In 2016, a team led by researchers from TMT developer Proteome Sciences published a paper in the Journal of Alzheimer's Disease that used what the company has termed its TMT Calibrator method to quantify phosphorylated tau peptides in cerebrospinal fluid.
The TMT Calibrator method allows for quantitation of very low abundance peptides by combining TMT-labeled peptides from both the sample of interest and another sample source (such as tissue) where the target proteins are produced in higher abundance. By including the second supplementary sample source at a higher concentration than the sample of interest, researchers are able to ensure that even analytes present in low abundance in the sample of interest are present at high abundance in the overall sample, making them more likely to be fragmented and detected by the mass spec.
Since then, several groups have employed variations of this approach to enable analysis of very small samples and the company has seen increased demand among clients for its TMT Calibrator services, said Proteome Sciences CSO Ian Pike. Overall sales and royalties from TMT reagents were up 10 percent in 2018 according to the company's full year 2018 financial report.
In 2017, researchers at Northeastern and Harvard Universities detailed a TMT-based method called Single-Cell Proteomics by Mass Spectrometry (SCOPE-MS) that likewise used several hundred "carrier cells" to boost the peptide signals from the single cell that was the target of the analysis.

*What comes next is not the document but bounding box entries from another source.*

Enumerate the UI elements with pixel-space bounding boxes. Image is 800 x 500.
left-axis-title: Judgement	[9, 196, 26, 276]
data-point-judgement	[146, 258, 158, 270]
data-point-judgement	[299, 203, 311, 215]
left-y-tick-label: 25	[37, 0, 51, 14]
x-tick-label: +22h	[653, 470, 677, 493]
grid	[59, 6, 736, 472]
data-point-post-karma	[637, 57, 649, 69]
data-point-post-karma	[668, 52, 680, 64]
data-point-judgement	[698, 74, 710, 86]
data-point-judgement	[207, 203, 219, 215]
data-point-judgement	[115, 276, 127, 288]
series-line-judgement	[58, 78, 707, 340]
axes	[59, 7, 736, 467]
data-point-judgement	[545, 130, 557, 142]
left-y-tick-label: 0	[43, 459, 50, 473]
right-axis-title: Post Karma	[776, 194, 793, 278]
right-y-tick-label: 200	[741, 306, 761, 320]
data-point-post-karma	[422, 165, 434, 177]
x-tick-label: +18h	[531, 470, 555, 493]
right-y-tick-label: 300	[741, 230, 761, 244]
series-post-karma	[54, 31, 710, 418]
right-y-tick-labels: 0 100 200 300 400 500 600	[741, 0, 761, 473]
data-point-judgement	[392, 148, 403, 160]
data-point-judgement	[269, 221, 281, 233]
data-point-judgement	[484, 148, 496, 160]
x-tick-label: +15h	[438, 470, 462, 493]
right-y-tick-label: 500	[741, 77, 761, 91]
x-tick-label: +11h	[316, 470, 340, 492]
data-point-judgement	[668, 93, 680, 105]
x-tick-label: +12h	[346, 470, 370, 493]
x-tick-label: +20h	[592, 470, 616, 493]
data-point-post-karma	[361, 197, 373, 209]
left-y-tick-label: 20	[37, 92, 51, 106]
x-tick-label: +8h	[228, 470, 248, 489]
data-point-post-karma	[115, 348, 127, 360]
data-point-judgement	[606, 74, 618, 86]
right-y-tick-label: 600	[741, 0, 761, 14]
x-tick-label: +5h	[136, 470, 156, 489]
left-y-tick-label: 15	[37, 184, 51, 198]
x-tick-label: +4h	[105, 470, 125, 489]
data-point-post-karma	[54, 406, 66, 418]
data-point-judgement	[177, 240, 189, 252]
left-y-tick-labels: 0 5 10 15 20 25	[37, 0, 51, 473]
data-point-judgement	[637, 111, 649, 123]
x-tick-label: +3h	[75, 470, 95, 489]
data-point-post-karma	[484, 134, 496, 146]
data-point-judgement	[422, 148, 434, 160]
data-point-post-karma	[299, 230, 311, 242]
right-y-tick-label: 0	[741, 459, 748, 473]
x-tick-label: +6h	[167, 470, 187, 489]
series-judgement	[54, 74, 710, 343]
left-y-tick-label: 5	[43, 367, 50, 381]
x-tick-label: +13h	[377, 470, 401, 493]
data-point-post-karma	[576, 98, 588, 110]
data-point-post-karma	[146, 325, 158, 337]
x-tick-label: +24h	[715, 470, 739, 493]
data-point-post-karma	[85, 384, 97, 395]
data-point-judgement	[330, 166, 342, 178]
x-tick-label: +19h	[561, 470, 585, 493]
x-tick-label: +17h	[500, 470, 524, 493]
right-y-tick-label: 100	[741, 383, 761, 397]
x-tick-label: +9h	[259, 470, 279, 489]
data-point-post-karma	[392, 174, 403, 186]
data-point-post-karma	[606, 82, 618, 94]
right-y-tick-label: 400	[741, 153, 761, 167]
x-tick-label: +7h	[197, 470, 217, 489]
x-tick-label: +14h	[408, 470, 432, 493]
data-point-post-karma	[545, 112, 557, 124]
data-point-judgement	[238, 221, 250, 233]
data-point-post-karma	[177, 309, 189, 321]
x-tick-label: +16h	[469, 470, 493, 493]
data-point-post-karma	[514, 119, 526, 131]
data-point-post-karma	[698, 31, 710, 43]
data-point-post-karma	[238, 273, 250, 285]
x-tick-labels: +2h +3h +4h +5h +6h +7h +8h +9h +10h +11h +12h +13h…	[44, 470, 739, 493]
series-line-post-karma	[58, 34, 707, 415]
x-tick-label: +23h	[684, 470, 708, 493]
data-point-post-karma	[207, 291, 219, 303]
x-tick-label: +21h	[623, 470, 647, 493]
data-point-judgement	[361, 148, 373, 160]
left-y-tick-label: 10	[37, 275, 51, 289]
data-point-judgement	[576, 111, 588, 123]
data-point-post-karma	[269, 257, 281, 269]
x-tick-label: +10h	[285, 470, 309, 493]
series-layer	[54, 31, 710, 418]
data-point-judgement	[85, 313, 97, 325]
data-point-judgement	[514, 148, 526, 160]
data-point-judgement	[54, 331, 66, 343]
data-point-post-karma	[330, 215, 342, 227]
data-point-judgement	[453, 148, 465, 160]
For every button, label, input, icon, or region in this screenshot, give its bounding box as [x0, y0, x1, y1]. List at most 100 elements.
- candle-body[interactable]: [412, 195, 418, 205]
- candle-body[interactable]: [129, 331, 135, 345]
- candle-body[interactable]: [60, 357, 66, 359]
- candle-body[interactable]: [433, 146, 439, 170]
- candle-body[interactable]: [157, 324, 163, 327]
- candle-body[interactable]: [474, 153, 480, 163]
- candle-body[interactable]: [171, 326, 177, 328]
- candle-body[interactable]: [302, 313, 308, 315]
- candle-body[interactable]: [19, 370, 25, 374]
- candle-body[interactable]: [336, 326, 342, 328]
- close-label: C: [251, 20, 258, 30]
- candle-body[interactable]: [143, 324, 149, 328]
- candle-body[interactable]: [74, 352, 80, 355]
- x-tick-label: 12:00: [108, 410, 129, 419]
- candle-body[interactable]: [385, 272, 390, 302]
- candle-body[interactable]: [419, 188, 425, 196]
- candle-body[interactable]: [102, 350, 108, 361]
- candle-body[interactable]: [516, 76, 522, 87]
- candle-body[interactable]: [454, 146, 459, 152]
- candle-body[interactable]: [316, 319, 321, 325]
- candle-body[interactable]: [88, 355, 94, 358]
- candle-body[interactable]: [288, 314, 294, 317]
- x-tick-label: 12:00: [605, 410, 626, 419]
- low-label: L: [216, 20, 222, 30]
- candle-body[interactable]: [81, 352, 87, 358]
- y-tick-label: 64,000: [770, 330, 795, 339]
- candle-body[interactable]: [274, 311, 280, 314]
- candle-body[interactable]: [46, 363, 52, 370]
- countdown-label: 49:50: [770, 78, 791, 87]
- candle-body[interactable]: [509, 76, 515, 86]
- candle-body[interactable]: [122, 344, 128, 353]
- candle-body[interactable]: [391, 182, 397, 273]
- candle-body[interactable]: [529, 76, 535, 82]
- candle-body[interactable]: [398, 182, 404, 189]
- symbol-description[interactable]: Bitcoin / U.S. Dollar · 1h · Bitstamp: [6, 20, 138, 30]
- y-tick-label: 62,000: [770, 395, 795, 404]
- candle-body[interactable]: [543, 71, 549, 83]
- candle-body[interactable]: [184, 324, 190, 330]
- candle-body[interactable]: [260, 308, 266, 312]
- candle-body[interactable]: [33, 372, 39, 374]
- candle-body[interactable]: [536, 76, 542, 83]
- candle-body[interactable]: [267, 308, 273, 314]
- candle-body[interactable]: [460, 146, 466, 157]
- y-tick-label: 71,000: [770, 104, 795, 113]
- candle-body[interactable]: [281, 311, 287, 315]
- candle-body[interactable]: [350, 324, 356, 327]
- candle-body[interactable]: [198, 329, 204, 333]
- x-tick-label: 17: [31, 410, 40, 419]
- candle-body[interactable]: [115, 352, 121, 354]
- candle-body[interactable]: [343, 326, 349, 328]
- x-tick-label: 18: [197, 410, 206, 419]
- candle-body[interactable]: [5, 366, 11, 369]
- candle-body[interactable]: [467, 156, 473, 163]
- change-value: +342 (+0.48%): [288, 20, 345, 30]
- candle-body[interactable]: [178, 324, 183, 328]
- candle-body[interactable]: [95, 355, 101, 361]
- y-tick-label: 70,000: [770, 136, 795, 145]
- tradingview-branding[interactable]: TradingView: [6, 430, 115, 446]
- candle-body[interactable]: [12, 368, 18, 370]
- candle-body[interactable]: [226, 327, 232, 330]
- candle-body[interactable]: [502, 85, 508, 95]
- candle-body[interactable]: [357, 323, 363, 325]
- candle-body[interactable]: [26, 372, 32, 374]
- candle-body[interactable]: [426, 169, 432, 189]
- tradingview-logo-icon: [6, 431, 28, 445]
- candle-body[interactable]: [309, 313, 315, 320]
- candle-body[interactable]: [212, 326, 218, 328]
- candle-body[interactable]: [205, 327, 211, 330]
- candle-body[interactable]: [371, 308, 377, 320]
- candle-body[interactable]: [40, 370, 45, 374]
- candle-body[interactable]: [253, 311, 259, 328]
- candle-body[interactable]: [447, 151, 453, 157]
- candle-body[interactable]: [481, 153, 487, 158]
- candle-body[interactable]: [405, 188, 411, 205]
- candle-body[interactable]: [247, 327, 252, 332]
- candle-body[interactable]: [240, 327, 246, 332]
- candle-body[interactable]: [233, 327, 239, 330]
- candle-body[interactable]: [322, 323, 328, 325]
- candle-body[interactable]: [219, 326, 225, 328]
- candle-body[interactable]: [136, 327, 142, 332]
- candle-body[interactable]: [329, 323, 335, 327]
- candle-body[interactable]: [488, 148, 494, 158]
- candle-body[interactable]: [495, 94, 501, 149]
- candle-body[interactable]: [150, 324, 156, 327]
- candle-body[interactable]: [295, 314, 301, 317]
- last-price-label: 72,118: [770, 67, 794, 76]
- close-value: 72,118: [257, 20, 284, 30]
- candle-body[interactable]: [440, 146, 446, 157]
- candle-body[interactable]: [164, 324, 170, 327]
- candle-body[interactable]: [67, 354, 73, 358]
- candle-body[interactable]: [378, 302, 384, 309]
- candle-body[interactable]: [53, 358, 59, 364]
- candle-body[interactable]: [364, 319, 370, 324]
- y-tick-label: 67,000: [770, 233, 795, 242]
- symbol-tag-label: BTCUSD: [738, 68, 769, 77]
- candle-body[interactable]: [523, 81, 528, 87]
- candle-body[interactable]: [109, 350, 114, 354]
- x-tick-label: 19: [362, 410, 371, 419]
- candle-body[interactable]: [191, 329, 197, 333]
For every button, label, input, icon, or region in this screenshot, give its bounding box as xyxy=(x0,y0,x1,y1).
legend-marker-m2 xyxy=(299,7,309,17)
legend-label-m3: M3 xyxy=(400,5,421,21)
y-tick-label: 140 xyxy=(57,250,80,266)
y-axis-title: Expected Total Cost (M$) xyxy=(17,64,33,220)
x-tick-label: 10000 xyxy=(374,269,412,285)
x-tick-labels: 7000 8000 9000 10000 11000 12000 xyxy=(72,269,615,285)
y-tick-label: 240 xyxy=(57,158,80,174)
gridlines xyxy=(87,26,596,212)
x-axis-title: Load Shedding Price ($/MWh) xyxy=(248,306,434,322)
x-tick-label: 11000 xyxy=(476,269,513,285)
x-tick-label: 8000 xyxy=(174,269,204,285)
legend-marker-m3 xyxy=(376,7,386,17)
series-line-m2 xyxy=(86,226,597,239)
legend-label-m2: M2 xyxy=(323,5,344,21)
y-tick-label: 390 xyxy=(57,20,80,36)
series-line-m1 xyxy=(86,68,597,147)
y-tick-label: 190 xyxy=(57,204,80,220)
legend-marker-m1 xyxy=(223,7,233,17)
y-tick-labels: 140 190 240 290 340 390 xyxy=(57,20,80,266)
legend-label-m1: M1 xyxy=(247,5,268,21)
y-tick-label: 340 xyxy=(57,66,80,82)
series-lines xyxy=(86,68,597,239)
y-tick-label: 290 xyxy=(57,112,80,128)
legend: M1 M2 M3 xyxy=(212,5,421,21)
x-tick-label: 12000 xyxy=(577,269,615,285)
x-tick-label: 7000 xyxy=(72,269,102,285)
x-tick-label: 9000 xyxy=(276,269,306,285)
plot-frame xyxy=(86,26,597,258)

In March of this year, a team led by researchers from the Pacific Northwest National Laboratory published a study in Analytical Chemistry detailing what they called their Boosting to Amplify Signal with Isobaric Labeling (BASIL) strategy, which similarly combines TMT labeling with a carrier sample to enable quantification of extremely low abundance targets.
Wei-Jun Qian, a team leader in integrative omics at PNNL and senior author on the study said he and his colleagues explored the approach as a means of obtaining better phosphoproteomic data from small samples. Qian's main research interest is type I diabetes and he and his team had struggled over the years with phosphoproteomic analysis of human pancreatic islet cells, which he said are very challenging to obtain in significant quantities.
"We were going down as low as possible [using various enrichment techniques], and we could get good sensitivity, but we didn't have good reproducibility," he said.
Applying the BASIL approach, the researchers were able to perform phosphoproteomic analysis on samples consisting of around 100,000 cells, a roughly 30-fold improvement over their previous capabilities.
Qian said he believed that with further refinement, including application of the RTS-MS3 method, the BASIL approach could enable phosphoproteomic analysis of samples as small as 100 cells.
"I think this is a really enabling technology," he said.